Malaspina consulted a national registry of mental illness maintained since 1950. At the time, isolated reports suggested that the youngest children in families have the highest risk of developing schizophrenia, but the reason for the trend was unclear. After poring over the medical records of more than 87,000 people born between 1964 and 1976 – 658 of whom had been diagnosed with schizophrenia or closely related psychoses – Malaspina reached a startling conclusion. Whereas one out of every 121 children born to men in their late twenties had developed schizophrenia by the age of 34, one of every 47 children born to men age 50 to 54 developed the disease. In other words, after age 50, a man’s risk of having schizophrenic offspring seems to be more than twice that of a man who reproduces in his late twenties.

Malaspina’s results were so surprising that some of her colleagues found them hard to digest. “Reproductive scientists in my department said ‘It can’t be,’” she recalls. Yet she had hit upon a phenomenon that geneticists had recognized for decades: Older fathers are far more likely than younger men to have children with genetic disorders. According to geneticist James Crow of the University of Wisconsin at Madison, paternal age is the source of genetic diseases caused by new dominant mutations. (Only one copy of a dominant mutant gene is necessary to induce disease.) Among the diseases more likely to occur in children with older fathers are achondroplasia (which causes dwarfism), progeria (premature aging), Marfan’s syndrome (a connective tissue disorder), a predisposition toward a certain type of skin cancer, and some congenital heart defects. All are triggered by simple deletions or substitutions of one DNA base – unlike Down’s syndrome, which is caused by the doubling of an entire chromosome and is usually inherited from the mother.

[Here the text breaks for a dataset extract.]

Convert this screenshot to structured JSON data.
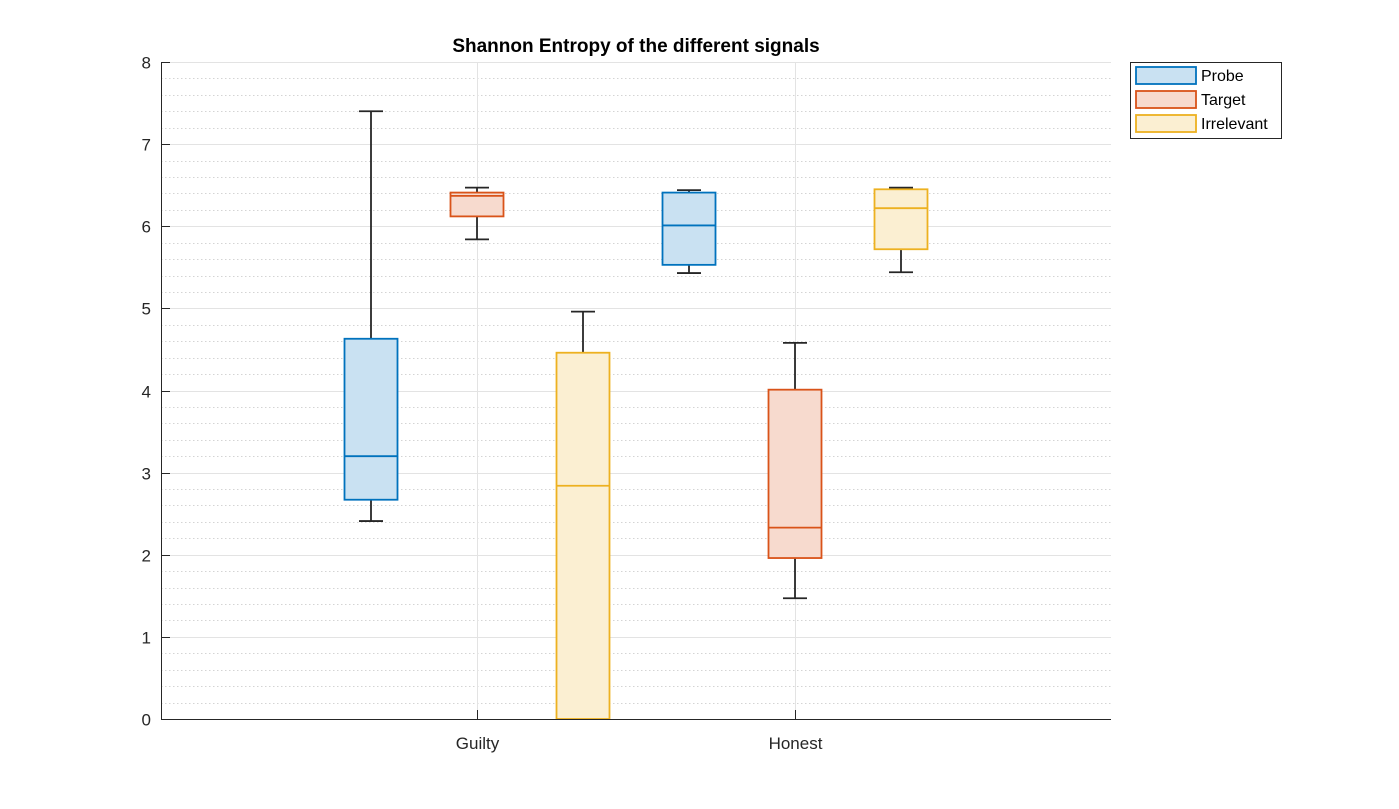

Why should mutations increase as fathers’ age? The answer lies in the life history of the sperm. By the time a man is 40, each of his sperm cell precursors, called spermatogonia, has divided approximately 660 times, or about 23 times a year after puberty, in order to give rise to sperm. By contrast, in a female, egg precursor cells divide only 24 times, all but one of these divisions occurring before she is born. The more replication, the greater the chance that a copying error – a mutation – will occur. To compound matters, DNA-repair enzymes become less efficient as a man ages and more frequently fail to fix a mutant sperm."